COUR D'APPEL DE DOUAI
Chambre des Libertés Individuelles
N° RG 24/01174 - N° Portalis DBVT-V-B7I-VTAC
N° de Minute :
Ordonnance du lundi 10 juin 2024
République Française
Au nom du Peuple Français
APPELANT
M. [Z] [V]
né le 20 Décembre 2004 à [Localité 3]
de nationalité Marocaine
Actuellement retenu au centre de rétention de [Localité 1]

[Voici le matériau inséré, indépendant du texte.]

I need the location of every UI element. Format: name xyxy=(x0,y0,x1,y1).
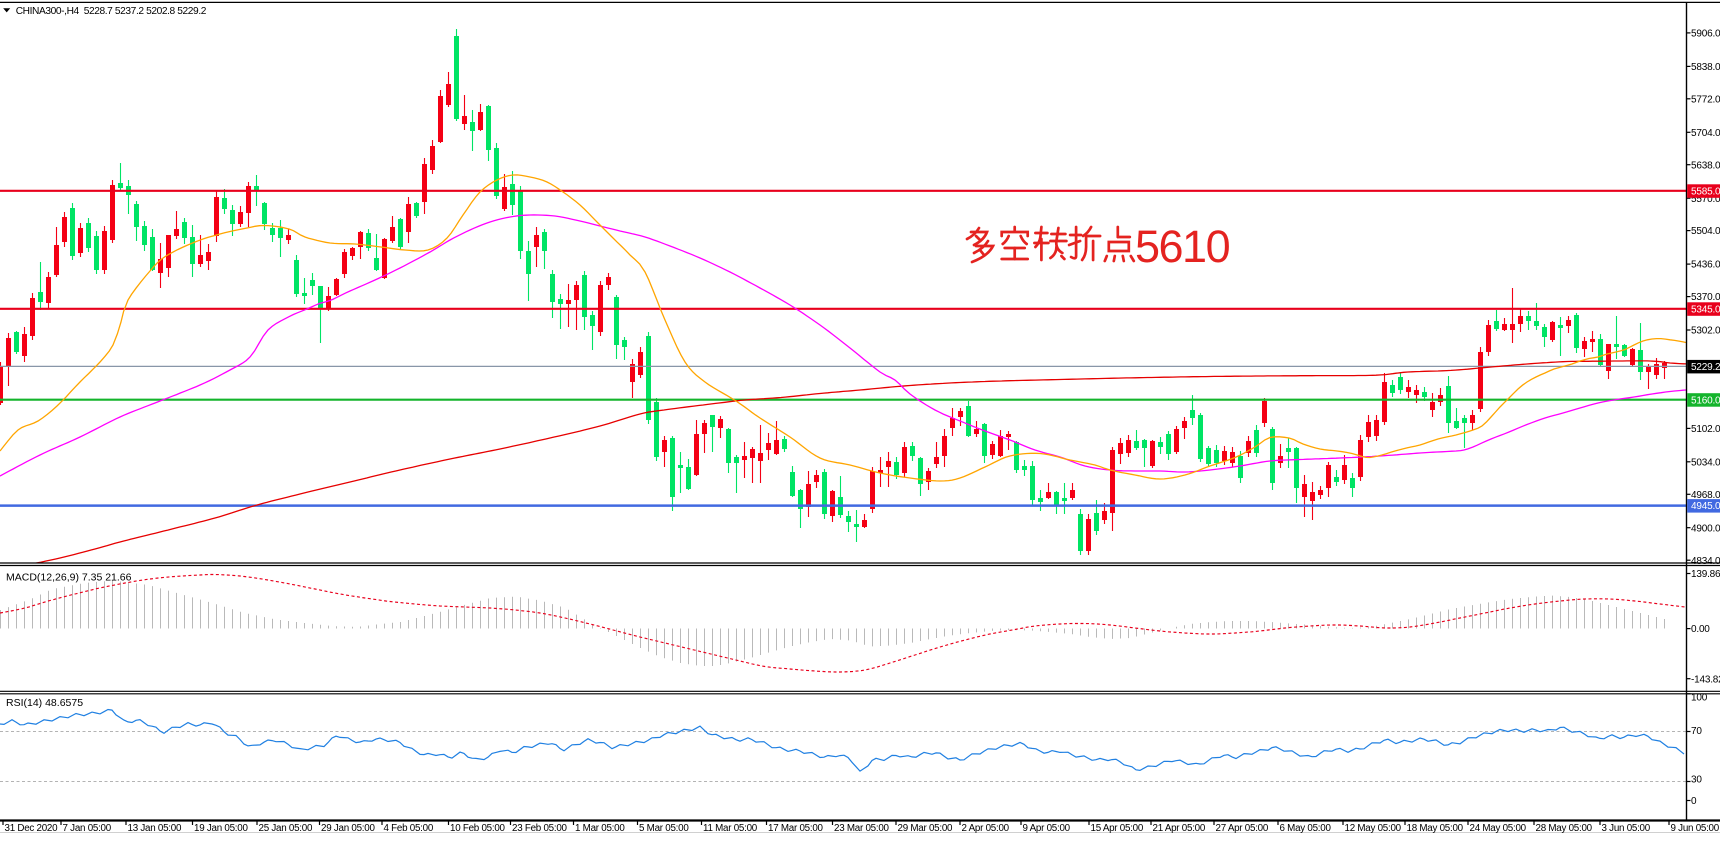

dûment avisé, comparant en personne par visioconférence
assisté de Me Anne CHAMPAGNE, avocat au barreau de DOUAI, avocat (e) commis (e) d'office et de Mme [T] [C] interprèteen langue arabe, tout au long de la procédure devant la cour
INTIMÉ
M. LE PREFET DU NORD
dûment avisé, absent non représenté
PARTIE JOINTE
M. le procureur général près la cour d'appel de Douai : non comparant
MAGISTRATE DELEGUEE : Danielle THEBAUD, conseillère à la cour d'appel de Douai désignéé par ordonnance pour remplacer le premier président empêché
assistée de Fadila HARIOUAT, Greffier
DÉBATS : à l'audience publique du lundi 10 juin 2024 à 13 h 30
Les parties comparantes ayant été avisées à l'issue des débats que l'ordonnance sera rendue par mise à disposition au greffe
ORDONNANCE : rendue à Douai par mise à disposition au greffe le lundi 10 juin 2024 à 15h30
Le premier président ou son délégué,
Vu les articles L.740-1 à L.744-17 et R.740-1 à R.744-47 du code de l'entrée et du séjour des étrangers et du droit d'asile (CESEDA) et spécialement les articles L 743-21, L 743-23, R 743-10, R 743-11, R 743-18 et R 743-19 ;
Vu l'aricle L 743-8 du CESEDA ;
Vu la demande de l'autorité administrative proposant que l'audience se déroule avec l'utilisation de moyens de télécommunication audiovisuelle ;
Vu l'accord du magistrat délégué ;
Vu l'ordonnance du Juge des libertés et de la détention de BOULOGNE SUR MER en date du 08 juin 2024 à 11 H 17 notifiée à 11 H 51 prolongeant la rétention administrative de M. [Z] [V] ;
Vu l'appel interjeté par M. [Z] [V] par déclaration reçue au greffe de la cour d'appel de ce siège le 10 juin 2024 à 9 H 55 sollicitant la main-levée du placement en rétention administrative ;
Vu le procès-verbal des opérations techniques de ce jour ;
Vu l'audition des parties, les moyens de la déclaration d'appel et les débats de l'audience ;
EXPOSÉ DU LITIGE
M. [Z] [V], né le 20 décembre 2004 à [Localité 3] (Maroc) ressortissant marocain a fait l'objet d'un placement en rétention administrative ordonné par M. le préfet du Nord le 6 juin 2024 notifié à 10h50 au titre d'une réadmission sollicitée dans le cadre du règlement UE n° 604/2013 du 26 juin 2013, décision de transfert Dublin à destination des Pays-Bas prononcée le 19 mars 2024 par le M. le préfet du Nord notifiée le 19 mars 2024 à 16h20.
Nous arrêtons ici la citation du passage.